Conforme se avanza por los últimos pasillos, la luz se va haciendo más lúgubre pero más intensa. Cada vez más triste. Tan triste que exhala esa luz un olor antiséptico y atroz de tristeza. En el último cubículo, el más luminoso de todos, por el que el sol penetra de lleno a lo largo del pasillo hacia todo el hospital, está la figura que llaman del hombre que llora.
Mucho se ha hablado de esta misteriosa figura que conservan en el Hospital General. Mi abuela ha decidido llevarme a verla, pues es grande la fama del hombre que llora y dicen que a veces concede ciertas mercedes. Mientras vamos por los corredores del hospital las enfermeras como bultos grises y blancos cuchichean a nuestro paso.
Van a ver al hombre que llora ?dice una monja a otra.
Todo es blanco en esa habitación olorosa a formol. El anciano que yace sobre la cama es tan blanco como la manta que lo cubre hasta la barbilla.
El viejecito llora como mujer. Eso dice mi abuela.
Yo me quedo callado. Lo miro atentamente.
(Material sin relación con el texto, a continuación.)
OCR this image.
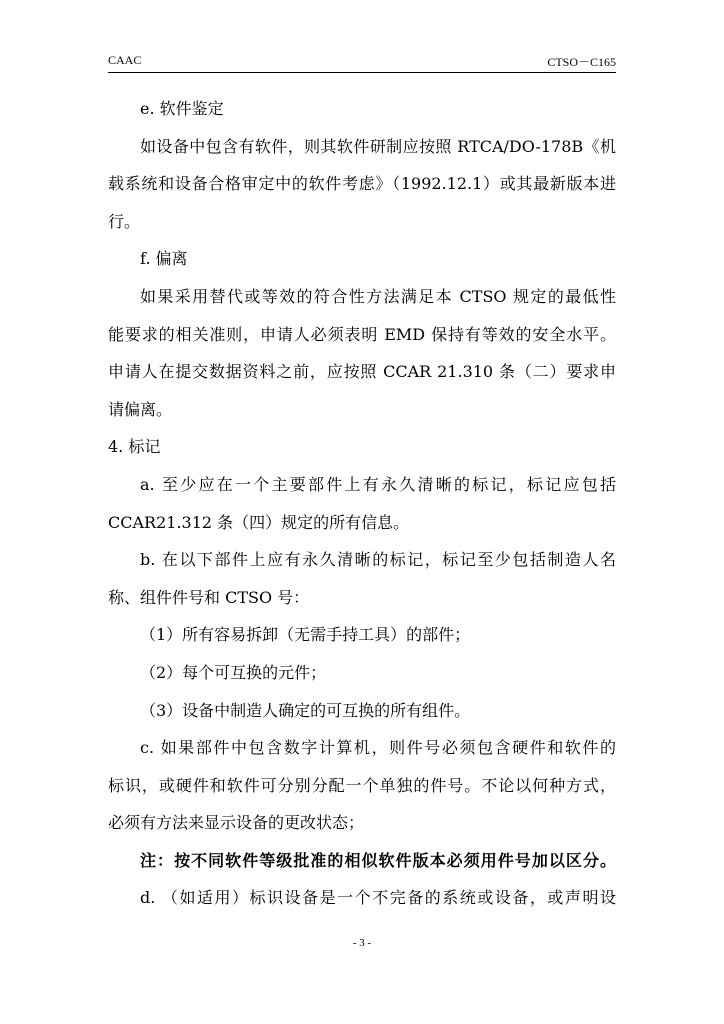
CAAC	CTSO－C165
e. 软件鉴定
如设备中包含有软件，则其软件研制应按照 RTCA/DO-178B《机
载系统和设备合格审定中的软件考虑》（1992.12.1）或其最新版本进
行。
f. 偏离
如果采用替代或等效的符合性方法满足本 CTSO 规定的最低性
能要求的相关准则，申请人必须表明 EMD 保持有等效的安全水平。
申请人在提交数据资料之前，应按照 CCAR 21.310 条（二）要求申
请偏离。
4. 标记
a. 至少应在一个主要部件上有永久清晰的标记，标记应包括
CCAR21.312 条（四）规定的所有信息。
b. 在以下部件上应有永久清晰的标记，标记至少包括制造人名
称、组件件号和 CTSO 号：
（1）所有容易拆卸（无需手持工具）的部件；
（2）每个可互换的元件；
（3）设备中制造人确定的可互换的所有组件。
c. 如果部件中包含数字计算机，则件号必须包含硬件和软件的
标识，或硬件和软件可分别分配一个单独的件号。不论以何种方式，
必须有方法来显示设备的更改状态；
注：按不同软件等级批准的相似软件版本必须用件号加以区分。
d. （如适用）标识设备是一个不完备的系统或设备，或声明设
- 3 -
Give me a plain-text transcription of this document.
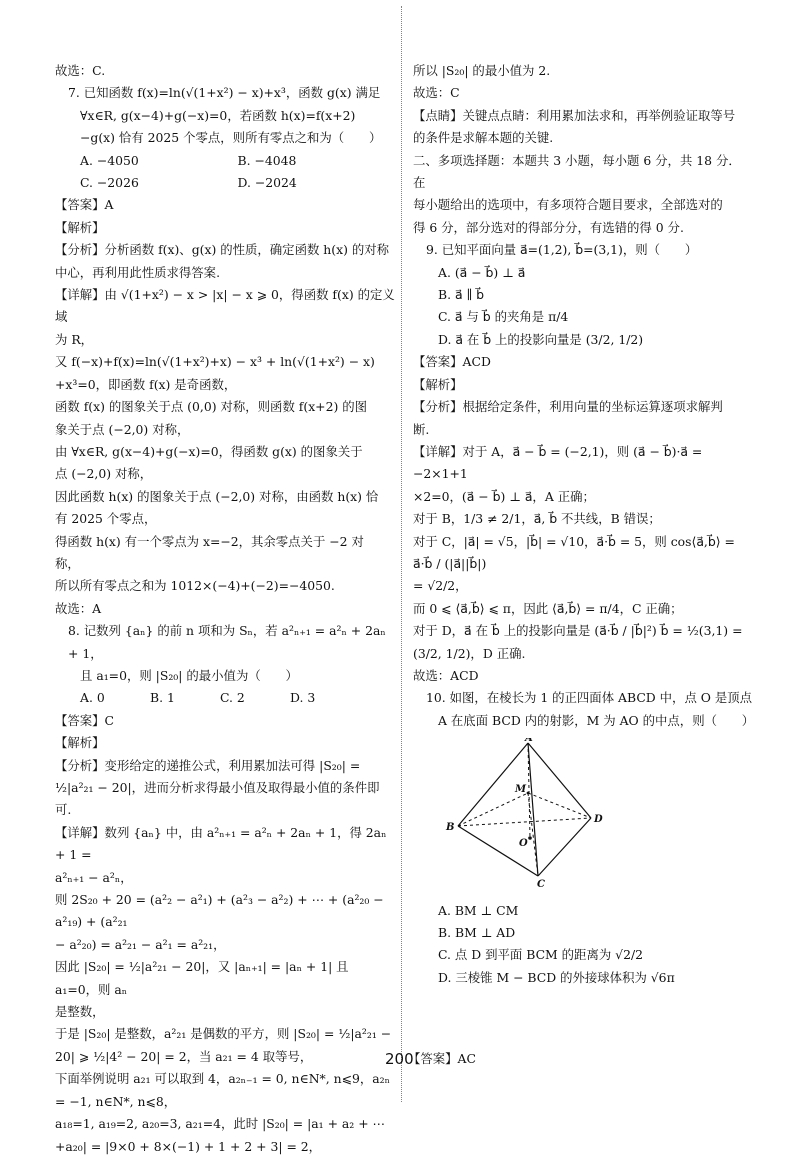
故选：C.

7. 已知函数 f(x)=ln(√(1+x²) − x)+x³，函数 g(x) 满足

∀x∈R, g(x−4)+g(−x)=0，若函数 h(x)=f(x+2)

−g(x) 恰有 2025 个零点，则所有零点之和为（　　）

A. −4050	B. −4048
C. −2026	D. −2024

【答案】A

【解析】

【分析】分析函数 f(x)、g(x) 的性质，确定函数 h(x) 的对称

中心，再利用此性质求得答案.

【详解】由 √(1+x²) − x > |x| − x ⩾ 0，得函数 f(x) 的定义域

为 R，

又 f(−x)+f(x)=ln(√(1+x²)+x) − x³ + ln(√(1+x²) − x)

+x³=0，即函数 f(x) 是奇函数，

函数 f(x) 的图象关于点 (0,0) 对称，则函数 f(x+2) 的图

象关于点 (−2,0) 对称，

由 ∀x∈R, g(x−4)+g(−x)=0，得函数 g(x) 的图象关于

点 (−2,0) 对称，

因此函数 h(x) 的图象关于点 (−2,0) 对称，由函数 h(x) 恰

有 2025 个零点，

得函数 h(x) 有一个零点为 x=−2，其余零点关于 −2 对

称，

所以所有零点之和为 1012×(−4)+(−2)=−4050.

故选：A

8. 记数列 {aₙ} 的前 n 项和为 Sₙ，若 a²ₙ₊₁ = a²ₙ + 2aₙ + 1，

且 a₁=0，则 |S₂₀| 的最小值为（　　）

A. 0	B. 1	C. 2	D. 3

【答案】C

【解析】

【分析】变形给定的递推公式，利用累加法可得 |S₂₀| =

½|a²₂₁ − 20|，进而分析求得最小值及取得最小值的条件即

可.

【详解】数列 {aₙ} 中，由 a²ₙ₊₁ = a²ₙ + 2aₙ + 1，得 2aₙ + 1 =

a²ₙ₊₁ − a²ₙ，

则 2S₂₀ + 20 = (a²₂ − a²₁) + (a²₃ − a²₂) + ⋯ + (a²₂₀ − a²₁₉) + (a²₂₁

− a²₂₀) = a²₂₁ − a²₁ = a²₂₁，

因此 |S₂₀| = ½|a²₂₁ − 20|，又 |aₙ₊₁| = |aₙ + 1| 且 a₁=0，则 aₙ

是整数，

于是 |S₂₀| 是整数，a²₂₁ 是偶数的平方，则 |S₂₀| = ½|a²₂₁ −

20| ⩾ ½|4² − 20| = 2，当 a₂₁ = 4 取等号，

下面举例说明 a₂₁ 可以取到 4，a₂ₙ₋₁ = 0, n∈N*, n⩽9，a₂ₙ

= −1, n∈N*, n⩽8，

a₁₈=1, a₁₉=2, a₂₀=3, a₂₁=4，此时 |S₂₀| = |a₁ + a₂ + ⋯

+a₂₀| = |9×0 + 8×(−1) + 1 + 2 + 3| = 2，

所以 |S₂₀| 的最小值为 2.

故选：C

【点睛】关键点点睛：利用累加法求和，再举例验证取等号

的条件是求解本题的关键.

二、多项选择题：本题共 3 小题，每小题 6 分，共 18 分．在

每小题给出的选项中，有多项符合题目要求，全部选对的

得 6 分，部分选对的得部分分，有选错的得 0 分.

9. 已知平面向量 a⃗=(1,2), b⃗=(3,1)，则（　　）

A. (a⃗ − b⃗) ⊥ a⃗

B. a⃗ ∥ b⃗

C. a⃗ 与 b⃗ 的夹角是 π/4

D. a⃗ 在 b⃗ 上的投影向量是 (3/2, 1/2)

【答案】ACD

【解析】

【分析】根据给定条件，利用向量的坐标运算逐项求解判

断.

【详解】对于 A，a⃗ − b⃗ = (−2,1)，则 (a⃗ − b⃗)·a⃗ = −2×1+1

×2=0，(a⃗ − b⃗) ⊥ a⃗，A 正确；

对于 B，1/3 ≠ 2/1，a⃗, b⃗ 不共线，B 错误；

对于 C，|a⃗| = √5，|b⃗| = √10，a⃗·b⃗ = 5，则 cos⟨a⃗,b⃗⟩ = a⃗·b⃗ / (|a⃗||b⃗|)

= √2/2，

而 0 ⩽ ⟨a⃗,b⃗⟩ ⩽ π，因此 ⟨a⃗,b⃗⟩ = π/4，C 正确；

对于 D，a⃗ 在 b⃗ 上的投影向量是 (a⃗·b⃗ / |b⃗|²) b⃗ = ½(3,1) =

(3/2, 1/2)，D 正确.

故选：ACD

10. 如图，在棱长为 1 的正四面体 ABCD 中，点 O 是顶点

A 在底面 BCD 内的射影，M 为 AO 的中点，则（　　）

A
B
C
D
M
O

A. BM ⊥ CM

B. BM ⊥ AD

C. 点 D 到平面 BCM 的距离为 √2/2

D. 三棱锥 M − BCD 的外接球体积为 √6π

200
【答案】AC
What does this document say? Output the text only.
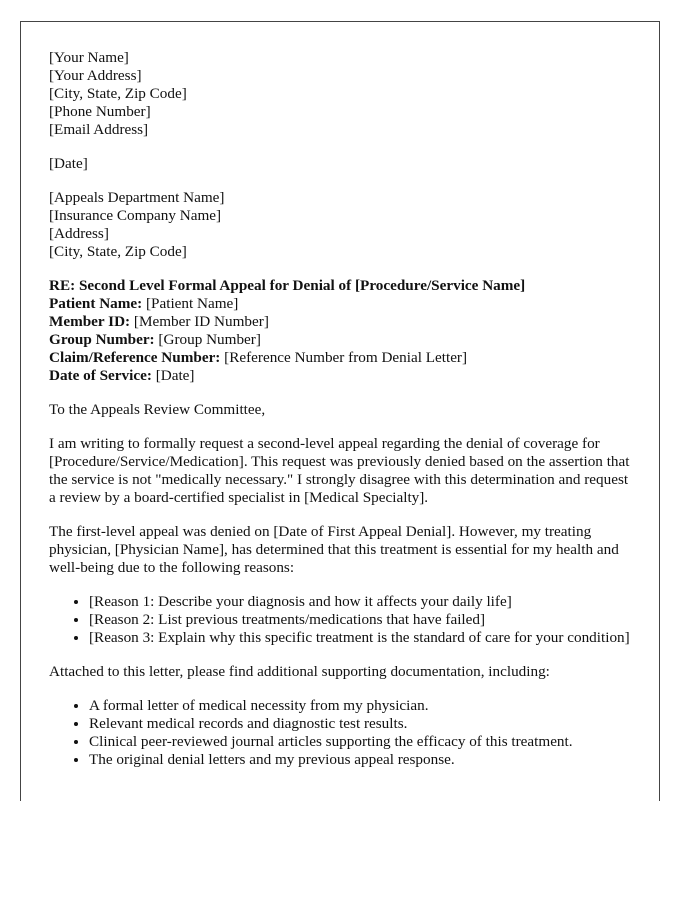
[Your Name]
[Your Address]
[City, State, Zip Code]
[Phone Number]
[Email Address]
[Date]
[Appeals Department Name]
[Insurance Company Name]
[Address]
[City, State, Zip Code]
RE: Second Level Formal Appeal for Denial of [Procedure/Service Name]
Patient Name: [Patient Name]
Member ID: [Member ID Number]
Group Number: [Group Number]
Claim/Reference Number: [Reference Number from Denial Letter]
Date of Service: [Date]

To the Appeals Review Committee,

I am writing to formally request a second-level appeal regarding the denial of coverage for [Procedure/Service/Medication]. This request was previously denied based on the assertion that the service is not "medically necessary." I strongly disagree with this determination and request a review by a board-certified specialist in [Medical Specialty].

The first-level appeal was denied on [Date of First Appeal Denial]. However, my treating physician, [Physician Name], has determined that this treatment is essential for my health and well-being due to the following reasons:

• [Reason 1: Describe your diagnosis and how it affects your daily life]
• [Reason 2: List previous treatments/medications that have failed]
• [Reason 3: Explain why this specific treatment is the standard of care for your condition]

Attached to this letter, please find additional supporting documentation, including:

• A formal letter of medical necessity from my physician.
• Relevant medical records and diagnostic test results.
• Clinical peer-reviewed journal articles supporting the efficacy of this treatment.
• The original denial letters and my previous appeal response.
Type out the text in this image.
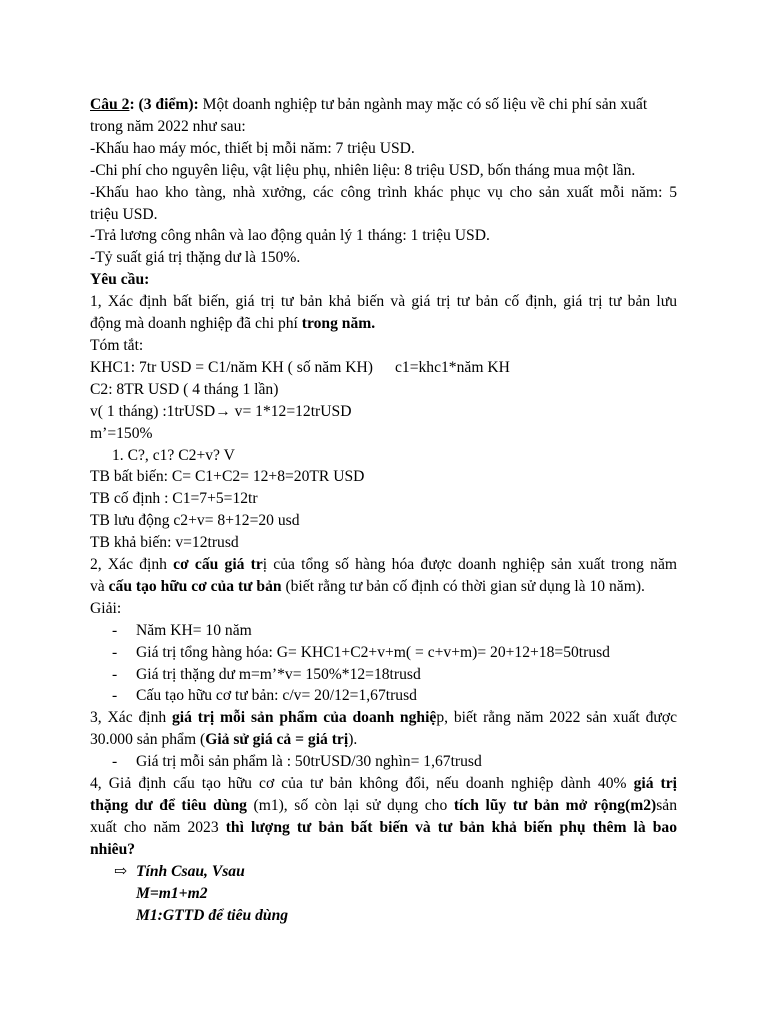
Câu 2: (3 điểm): Một doanh nghiệp tư bản ngành may mặc có số liệu về chi phí sản xuất
trong năm 2022 như sau:
-Khấu hao máy móc, thiết bị mỗi năm: 7 triệu USD.
-Chi phí cho nguyên liệu, vật liệu phụ, nhiên liệu: 8 triệu USD, bốn tháng mua một lần.
-Khấu hao kho tàng, nhà xưởng, các công trình khác phục vụ cho sản xuất mỗi năm: 5
triệu USD.
-Trả lương công nhân và lao động quản lý 1 tháng: 1 triệu USD.
-Tỷ suất giá trị thặng dư là 150%.
Yêu cầu:
1, Xác định bất biến, giá trị tư bản khả biến và giá trị tư bản cố định, giá trị tư bản lưu
động mà doanh nghiệp đã chi phí trong năm.
Tóm tắt:
KHC1: 7tr USD = C1/năm KH ( số năm KH) c1=khc1*năm KH
C2: 8TR USD ( 4 tháng 1 lần)
v( 1 tháng) :1trUSD→ v= 1*12=12trUSD
m’=150%
1. C?, c1? C2+v? V
TB bất biến: C= C1+C2= 12+8=20TR USD
TB cố định : C1=7+5=12tr
TB lưu động c2+v= 8+12=20 usd
TB khả biến: v=12trusd
2, Xác định cơ cấu giá trị của tổng số hàng hóa được doanh nghiệp sản xuất trong năm
và cấu tạo hữu cơ của tư bản (biết rằng tư bản cố định có thời gian sử dụng là 10 năm).
Giải:
- Năm KH= 10 năm
- Giá trị tổng hàng hóa: G= KHC1+C2+v+m( = c+v+m)= 20+12+18=50trusd
- Giá trị thặng dư m=m’*v= 150%*12=18trusd
- Cấu tạo hữu cơ tư bản: c/v= 20/12=1,67trusd
3, Xác định giá trị mỗi sản phẩm của doanh nghiệp, biết rằng năm 2022 sản xuất được
30.000 sản phẩm (Giả sử giá cả = giá trị).
- Giá trị mỗi sản phẩm là : 50trUSD/30 nghìn= 1,67trusd
4, Giả định cấu tạo hữu cơ của tư bản không đổi, nếu doanh nghiệp dành 40% giá trị
thặng dư để tiêu dùng (m1), số còn lại sử dụng cho tích lũy tư bản mở rộng(m2)sản
xuất cho năm 2023 thì lượng tư bản bất biến và tư bản khả biến phụ thêm là bao
nhiêu?
⇨ Tính Csau, Vsau
M=m1+m2
M1:GTTD để tiêu dùng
Su boca se pliega como la de una máscara de teatro. Roja y húmeda chasquea una lengua larga y flaca como un verduguillo contra las encías desdentadas. Por sus mejillas agrietadas resbalan gruesos lagrimones desde sus ojos irritados y legañosos. Sólo su boca y sus ojos se mueven.
Dicen que es una pura cabeza y que no tiene cuerpo, pero esto yo no lo creo.